Sections 68 to 72 capture the amendments to the Principal Act. Section 68 prohibits estimated billing methodology in Nigeria. In part two, Section 68 states the obligations of the parties. Consumers should apply to the Disco, pay the regulated fee for a prepaid meter for installation in his premises while the Disco is obligated to provide the meter in 30 days. Other sub-sections add:

“(3) Customers who elect to buy their prepaid meters through credit advancement metering implementation must state in their applications and such customers must be metered within 30 days of the receipt of their application.

“(4) All electricity charges or billings to the premises of the consumer shall be based strictly on prepaid metering and no consumer shall be made to pay any bill without a prepaid meter first being installed in the premises of the consumer.”

Further, the Disco must inform the customer of the nature of meter it has installed for her, tariff methodology and the services available to the customer.

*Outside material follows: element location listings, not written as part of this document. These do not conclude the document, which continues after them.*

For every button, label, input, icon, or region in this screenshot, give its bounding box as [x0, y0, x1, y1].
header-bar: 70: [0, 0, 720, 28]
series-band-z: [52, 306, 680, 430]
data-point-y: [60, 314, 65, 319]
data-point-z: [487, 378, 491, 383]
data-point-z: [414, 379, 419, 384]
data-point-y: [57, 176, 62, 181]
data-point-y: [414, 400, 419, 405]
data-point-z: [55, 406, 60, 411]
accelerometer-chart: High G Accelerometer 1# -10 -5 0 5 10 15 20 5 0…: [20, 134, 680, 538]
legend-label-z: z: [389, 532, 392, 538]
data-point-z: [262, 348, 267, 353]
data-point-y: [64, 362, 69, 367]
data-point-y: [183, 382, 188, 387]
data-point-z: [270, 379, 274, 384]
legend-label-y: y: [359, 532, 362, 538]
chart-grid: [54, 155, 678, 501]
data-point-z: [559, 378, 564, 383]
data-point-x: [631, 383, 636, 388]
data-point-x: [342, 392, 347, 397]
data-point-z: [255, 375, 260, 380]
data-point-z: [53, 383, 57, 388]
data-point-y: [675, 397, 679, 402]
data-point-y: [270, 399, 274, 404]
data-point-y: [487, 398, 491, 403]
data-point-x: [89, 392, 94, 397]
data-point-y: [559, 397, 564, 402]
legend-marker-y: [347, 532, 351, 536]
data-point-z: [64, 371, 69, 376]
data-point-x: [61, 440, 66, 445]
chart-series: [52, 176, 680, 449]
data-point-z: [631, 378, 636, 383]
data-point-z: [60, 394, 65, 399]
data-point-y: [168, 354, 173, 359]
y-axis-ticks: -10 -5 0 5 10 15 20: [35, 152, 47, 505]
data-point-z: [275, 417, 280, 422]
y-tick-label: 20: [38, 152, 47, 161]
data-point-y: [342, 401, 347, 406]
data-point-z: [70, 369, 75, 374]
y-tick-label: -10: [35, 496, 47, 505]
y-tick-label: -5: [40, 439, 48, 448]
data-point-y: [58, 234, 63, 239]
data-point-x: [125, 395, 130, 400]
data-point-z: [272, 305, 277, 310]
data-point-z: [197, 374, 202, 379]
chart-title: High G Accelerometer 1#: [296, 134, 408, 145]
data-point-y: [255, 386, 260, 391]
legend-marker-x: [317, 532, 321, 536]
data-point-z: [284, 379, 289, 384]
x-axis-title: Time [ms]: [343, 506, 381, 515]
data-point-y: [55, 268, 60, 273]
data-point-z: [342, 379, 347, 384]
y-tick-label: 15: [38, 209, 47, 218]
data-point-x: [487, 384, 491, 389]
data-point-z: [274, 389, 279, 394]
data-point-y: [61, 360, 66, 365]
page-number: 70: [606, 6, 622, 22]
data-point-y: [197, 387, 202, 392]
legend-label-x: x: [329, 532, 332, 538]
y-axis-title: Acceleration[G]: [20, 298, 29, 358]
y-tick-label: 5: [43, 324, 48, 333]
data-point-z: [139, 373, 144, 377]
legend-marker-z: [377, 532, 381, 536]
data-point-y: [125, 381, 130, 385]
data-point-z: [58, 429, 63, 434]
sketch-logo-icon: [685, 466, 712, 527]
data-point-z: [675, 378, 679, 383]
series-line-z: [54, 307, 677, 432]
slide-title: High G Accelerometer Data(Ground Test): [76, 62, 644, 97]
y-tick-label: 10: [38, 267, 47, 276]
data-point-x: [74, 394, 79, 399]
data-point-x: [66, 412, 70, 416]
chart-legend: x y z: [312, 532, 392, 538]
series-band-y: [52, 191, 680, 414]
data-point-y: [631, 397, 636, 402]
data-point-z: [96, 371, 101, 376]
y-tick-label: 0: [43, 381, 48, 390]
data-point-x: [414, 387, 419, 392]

We call on the Senate to concur and pass the bill for presidential assent. We further call on the President to ensure he assents to the bill within this legislative calendar.

Related News

Before this, the Nigerian Electricity Regulatory Commission and the Ministry of Power unveiled the Meter Asset Provider regulation (Regulation No Nerc-R-112)) and the subsequent approval of 87 firms as initial licensees. It is almost a year to the date (March 2018) when they announced this measure. Customers need to see the implementation of this regulation through real term service provision.

There is also the Eligible Customer regulation that would open up supply lines and enable Gencos and independent power producers (IPPs) to bypass the Nigerian Bulk Electricity Trading Plc (NBET) to sell electricity directly to eligible customers. It specifies four categories of eligibility.

Eligible firms are those who

  1. consume not less than 2MW/hr/r in one month and are connected to a metered 11KV or KV point on a distribution network or licensee under a distribution use of system (DUoS agreement
  2. Consume more than 2MW/hr/h every month and are connected directly to a metered 33kv delivery point on the transmission network under a Transmission Use of System (TUos) agreement
  • Consume more than 2MW/hr/h within a month, connect directly to the metering facility of a Genco and enters a bilateral agreement to build its distribution line with licensee over the area
  1. A user connected to a metered 132kv and 330kv delivery point on the transmission network under a TUoS agreement.

Then there is the Solar Power Project under which the Power Ministry would concession the rooftops of Ministries Departments and Agencies of the Federal Government to private solar power developers to generate electricity. The PPP arrangement envisages that the solar power firms would supply 750kw day time and 75kw nighttime electrical energy to the Ministry of Power as test case. The Federal Executive Council approved this proposal with ten years tenure.

There are extant opportunities for investment in the Nigerian power sector. Areas include gas, coal to power, transmission and distribution network and renewable energy of hydro, solar, and wind. Local and international investors need to take up the opportunities.

We commend the policies on ground. We note, however sadly, that they are yet to take off or to translate to deliverables for the consumer. The test of policies lies in execution and outcomes. The various well-intentioned policies on power need to become action points for the consumer, eye-marked rather than the traditional ear-marked projects of Nigerian officialdom. Bring on the power, please.